CKX’s board received a letter from a third party indicating possible interest in a tender offer for less than all of the company’s shares, CKX said today in a statement, without identifying the investor. The bidder is in discussions with Sillerman, who resigned as chairman and chief executive officer last month to pursue a possible takeover.

The rights plan, or so-called poison pill, would allow CKX to issue preferred shares to investors to prevent “coercive takeover tactics.” The shares sought in the tender offer, in combination with Sillerman’s 21 percent stake, would represent majority ownership, and New York-based CKX said an offer for less than all of the shares wouldn’t be in investors’ interests.

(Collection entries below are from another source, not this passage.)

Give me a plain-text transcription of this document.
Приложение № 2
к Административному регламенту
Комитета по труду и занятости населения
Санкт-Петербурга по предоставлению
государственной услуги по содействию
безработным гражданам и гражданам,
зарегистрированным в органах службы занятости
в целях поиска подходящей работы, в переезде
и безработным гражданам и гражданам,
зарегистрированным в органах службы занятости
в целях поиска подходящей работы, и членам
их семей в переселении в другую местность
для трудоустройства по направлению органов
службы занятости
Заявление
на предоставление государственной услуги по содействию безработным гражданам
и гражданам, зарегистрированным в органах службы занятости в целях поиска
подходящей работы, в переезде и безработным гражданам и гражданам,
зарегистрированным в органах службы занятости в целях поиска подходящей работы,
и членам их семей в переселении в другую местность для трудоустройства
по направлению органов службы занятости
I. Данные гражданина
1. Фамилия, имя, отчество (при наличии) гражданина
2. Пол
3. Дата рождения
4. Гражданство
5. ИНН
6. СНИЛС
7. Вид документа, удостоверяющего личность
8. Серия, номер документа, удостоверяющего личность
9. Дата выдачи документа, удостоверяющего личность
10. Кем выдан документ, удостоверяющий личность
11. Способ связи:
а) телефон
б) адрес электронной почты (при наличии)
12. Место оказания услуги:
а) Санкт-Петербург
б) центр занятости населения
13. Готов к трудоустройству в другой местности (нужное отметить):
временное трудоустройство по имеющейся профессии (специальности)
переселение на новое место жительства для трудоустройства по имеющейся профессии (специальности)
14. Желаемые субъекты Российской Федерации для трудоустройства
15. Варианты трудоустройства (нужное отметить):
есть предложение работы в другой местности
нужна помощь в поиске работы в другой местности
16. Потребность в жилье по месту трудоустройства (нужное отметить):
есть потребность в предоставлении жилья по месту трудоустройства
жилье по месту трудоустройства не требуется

CKX received a $600 million bid last month from an investor group led by Simon Fuller, a person familiar with the offer said at the time. Fuller is the founder of 19 Entertainment and creator of the “Idol” TV series. Another offer came in March when CKX was close to an agreement with One Equity Partners, JPMorgan Chase & Co.’s private-equity arm, to take the company private, a person familiar with the situation said then.

Sillerman and the unnamed group have not yet reached an agreement, and he isn’t expected to tender his shares, CKX said.

CKX Dividend

CKX declared a dividend of one preferred share purchase right for each outstanding share of common stock. The purchase right would be activated only if triggered by the plan, the company said. The rights aren’t designed to prevent a takeover, and the board said it would consider a fully financed proposal.

Sillerman acknowledged the third party’s tender offer in a regulatory filing after U.S. markets closed yesterday and said he urged the board to pursue the opportunity.

Fuller and Sillerman had tried to take the company private in 2007, dropping the $12-a-share bid in 2008.

CKX, which also owns the rights to Elvis Presley’s name and image, rose 19 cents, or 4 percent, to $4.90 at 4 p.m. New York time in Nasdaq Stock Market trading, giving the company a market value of about $456 million. The shares are trading below Fuller’s $6.45-a-share takeover offer.